Some Chatrooms Should Stay Offline

Some Chatrooms Should Stay Offline

Static Mass Rating: 1/5
CHATROOM (DVD)
Revolver Entertainment 

Release date: April 25th 2011
Certificate (UK): 15
Running time: 97 minutes

Director: Hideo Nakata

Cast: Aaron Johnson, Imogen Poots, Matthew Beard, Hannah Murray, Daniel Kaluuya, Megan Dodds, Michelle Fairley, Nicholas Gleaves, Jacob Anderson, Tuppence Middleton, Ophelia Lovibond, Richard Madden

The power of the internet is undoubtedly great, and to study the friendships forged online has the potential to be extremely interesting. Unfortunately, mirroring real life internet interaction, Chatroom is populated by people you wouldn’t want to talk to.

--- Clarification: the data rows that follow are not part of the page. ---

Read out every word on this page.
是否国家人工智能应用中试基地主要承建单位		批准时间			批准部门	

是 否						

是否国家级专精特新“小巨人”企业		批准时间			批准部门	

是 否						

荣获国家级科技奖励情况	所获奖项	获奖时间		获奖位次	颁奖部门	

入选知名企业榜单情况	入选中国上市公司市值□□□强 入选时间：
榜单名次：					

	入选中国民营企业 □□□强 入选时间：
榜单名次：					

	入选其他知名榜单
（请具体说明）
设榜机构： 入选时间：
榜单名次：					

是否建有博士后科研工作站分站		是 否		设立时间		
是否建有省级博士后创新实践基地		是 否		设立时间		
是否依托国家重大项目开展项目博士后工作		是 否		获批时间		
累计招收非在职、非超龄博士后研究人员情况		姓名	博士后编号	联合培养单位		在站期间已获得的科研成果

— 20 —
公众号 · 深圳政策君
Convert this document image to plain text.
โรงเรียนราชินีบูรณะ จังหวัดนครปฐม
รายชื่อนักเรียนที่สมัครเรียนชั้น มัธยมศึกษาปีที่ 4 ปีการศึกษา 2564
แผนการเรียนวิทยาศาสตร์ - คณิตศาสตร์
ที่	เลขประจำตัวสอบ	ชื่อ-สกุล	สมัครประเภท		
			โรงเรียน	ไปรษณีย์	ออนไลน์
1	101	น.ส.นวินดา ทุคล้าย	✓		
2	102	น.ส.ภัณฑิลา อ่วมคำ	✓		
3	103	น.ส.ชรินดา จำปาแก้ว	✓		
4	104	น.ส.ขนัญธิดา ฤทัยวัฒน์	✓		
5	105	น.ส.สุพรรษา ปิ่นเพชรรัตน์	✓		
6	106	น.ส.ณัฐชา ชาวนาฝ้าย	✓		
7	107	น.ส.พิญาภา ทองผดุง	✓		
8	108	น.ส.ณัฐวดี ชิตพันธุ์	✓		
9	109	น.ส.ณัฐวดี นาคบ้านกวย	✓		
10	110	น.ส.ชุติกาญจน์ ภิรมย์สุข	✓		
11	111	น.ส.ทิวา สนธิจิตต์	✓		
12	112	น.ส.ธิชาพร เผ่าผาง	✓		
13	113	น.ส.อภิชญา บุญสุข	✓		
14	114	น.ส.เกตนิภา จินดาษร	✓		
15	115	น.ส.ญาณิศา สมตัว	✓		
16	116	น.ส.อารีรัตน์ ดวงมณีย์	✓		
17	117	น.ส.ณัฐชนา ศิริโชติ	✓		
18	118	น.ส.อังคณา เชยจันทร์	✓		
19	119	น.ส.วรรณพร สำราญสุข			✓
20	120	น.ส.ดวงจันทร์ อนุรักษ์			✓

William (Aaron Johnson) is unblinking as a mentally ill teenager who has issues with everything and a penchant for suicide chatrooms. He creates Chelsea Teens! to meet new friends, chat, and manipulate their lives.

Chatroom

Eva (Imogen Poots) is a wannabe model who hates her friends, and is originally on side with Will, encouraging Emily (Hannah Murray) to commit “random acts of violence” against her parents so they’ll pay her more attention.

Jim (Matt Beard) has never gotten over the disappearance of his father and makes up for his lack of social skills with anxieties in abundance.

Mo (Daniel Kaluuya) is there for some reason, I’m not sure if writer Enda Walsh had quite figured that out either. But Will, being the sociopath that he is, takes things too far and turns Chatroom into every parent’s worst nightmare.

Chatroom

The only character with any meat on is Will, and he isn’t explored fully enough to give the audience a redeeming quality about him. The others are two dimensional and unconvincing; I don’t care about their problems or to hear about them whining about them. Please stop now.

Emily is absent for about half of the film, and I didn’t miss her at all. Jim is the most likeable, but it’s unbelievable how quickly he gets sucked in by Will, and he doesn’t elicit enough sympathy to keep viewers invested in the film.

Chatroom

Chatroom could have been a study on social interaction; exploring the disconnection between real life and the internet, and the way that people (mis)represent themselves when they won’t meet in real life.

Instead, it zooms in on suicide chatrooms, where depressed teens go to be berated and baited into taking their own lives, broadcasting live via webcam all the while. It manages to take this very real issue and treat it crassly with insensitivity.

SPECIAL FEATURES:

  • Cast and crew interviews (12 mins)
  • Behind-the-scenes (10 mins)
  • Deleted scenes (28 mins)
  • Stop motion (1 minute)
  • Cast diary (2.30 mins)
  • Chelse Teens! (1.30 mins)
  • Character introductions with Enda Walsh
  • Cast song
  • Tour of Matt Bard’s trailer

Will observes from the back of the rooms, standing in front of, cliché alert, a mural of red angels wings. He is fixated, and endeavours to kill Jim in real life. The reason why is not explored at all, other than a throwaway line, that Jim reminds him of someone he used to know. Himself, obviously. It’s tenuous and transparent, and just having Will ‘being ill’ isn’t enough to keep the clunky story afloat.

Chatroom

Without ruining it, the ending is plain ridiculous.

Visually, Nakata doesn’t do anything stunning. His imagining of the internet as a physical space is fine, certainly more informed that other computer movies out there, but he doesn’t create anything spectacular.

Awkwardly straddling reality and cyberspace with no characters to get your teeth stuck into, Chatroom fails to connect.

There are a lot of special features included, which is a bonus because the actors are way more interesting than the characters they play.